1.) I wanted to experience more than 100 things.

2.) When I make strict lists like this I rebel and don't stick to the list. This is part of why I used to bullet journal before I found a way to use Hobonichi Techos in a manner I like.

3.) When I put 10 games from my backlog down, I failed to account for the fact videogames I wanted to play would continue to come out, and I do not play nearly as many hours of videogames as I used to.

4.) My brother (who I don't think knew about my list) wanted to do a video game trade with me, so I've been devoting many hours to Xenoblade Chronicles: Definitive Edition because I finally got him to play Hades. To be clear: I don't regret this exchange, it was 100% a great choice, it just hadn't figured in.

5.) I've heard a symptom of ADHD is never completing games / TV Series you like, and when I saw a meme about this, it... explained a lot for me. Because as my Nintendo and Steam End-of-Year features will show: I didn't beat a single video game this year.

6.) Putting down fruit to try doesn't work when Inflation attacks grocery stores and you'd feel guilty asking for something you're not even sure you'd like.

7.) Having two separate lists of musicians to listen to, and focusing on the ones from the non-My100 list.

8.) Having computer problems for like half the year making it really hard to beat any of those PC games.

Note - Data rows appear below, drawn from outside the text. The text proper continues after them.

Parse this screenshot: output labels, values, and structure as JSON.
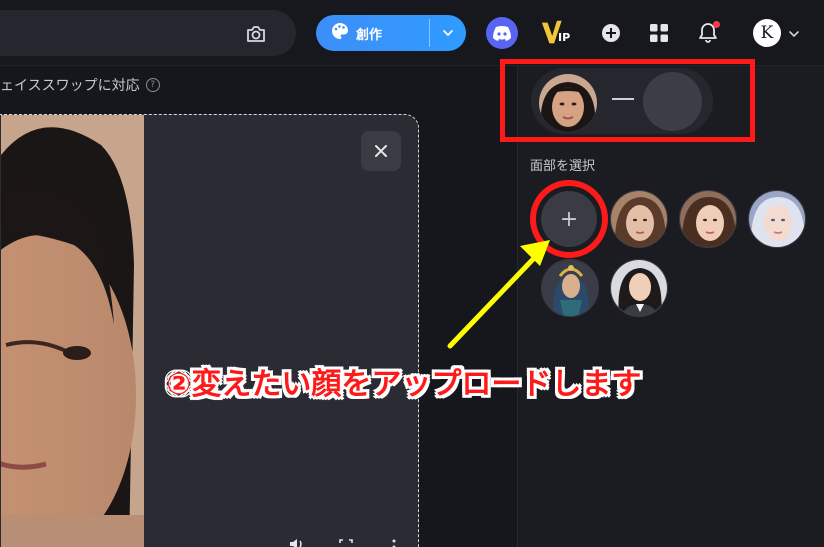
{
  "header": {
    "create_label": "創作",
    "vip_label": "IP",
    "user_initial": "K",
    "icons": [
      "camera-icon",
      "palette-icon",
      "chevron-down-icon",
      "discord-icon",
      "vip-icon",
      "plus-circle-icon",
      "apps-grid-icon",
      "bell-icon",
      "chevron-down-icon"
    ],
    "accent_color": "#3d8ef8",
    "notification_color": "#ff3b4e"
  },
  "main": {
    "subtitle": "ェイススワップに対応",
    "help_glyph": "?"
  },
  "panel": {
    "face_label": "面部を選択",
    "upload_glyph": "+",
    "preset_faces": [
      "face-preset-1",
      "face-preset-2",
      "face-preset-3",
      "face-preset-4",
      "face-preset-5"
    ]
  },
  "annotation": {
    "text": "②変えたい顔をアップロードします",
    "color": "#ff1a1a",
    "arrow_color": "#ffff00"
  }
}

9.) I didn't complete a single TV Series I put down, because my brother also hates finishing series. I'm on season 5 of She-Ra, before we suddenly switched to Adventure Time, and now we're watching Pokemon Journeys (well that part is my fault).


To be clear, I accomplished some things on my list. I listened to new (to me) Musicians. I read some books. I accomplished about 10 things.

I want to do another My100 next year (in my A5 English Cousin! So excited) with a similar theme, but I think this time I'll do a few things differently:

1.) No cheating with single entries for series. Either just the first book, or all the books.

2.) Do not fill out the entire 100 entries out before hand. I will leave at least half the list blank to fill in as I go (right now I'm suspecting even less). Because I did read a decent amount of books this year, and that should count for something, but don't because there's no space on the list to change them out.

3.) Possibly make a master list of experiences or ideas in Notion, so if nothing else, if I hear about a musician I want to listen to, I can add them to the blank spaces, or put it off until 2024.

4.) Regardless, while I want to do better than 10%, I should probably not expect to complete the entire list if I'm going to use it this way.

Have you woefully misused a planner before? It'd be nice to know I'm not alone.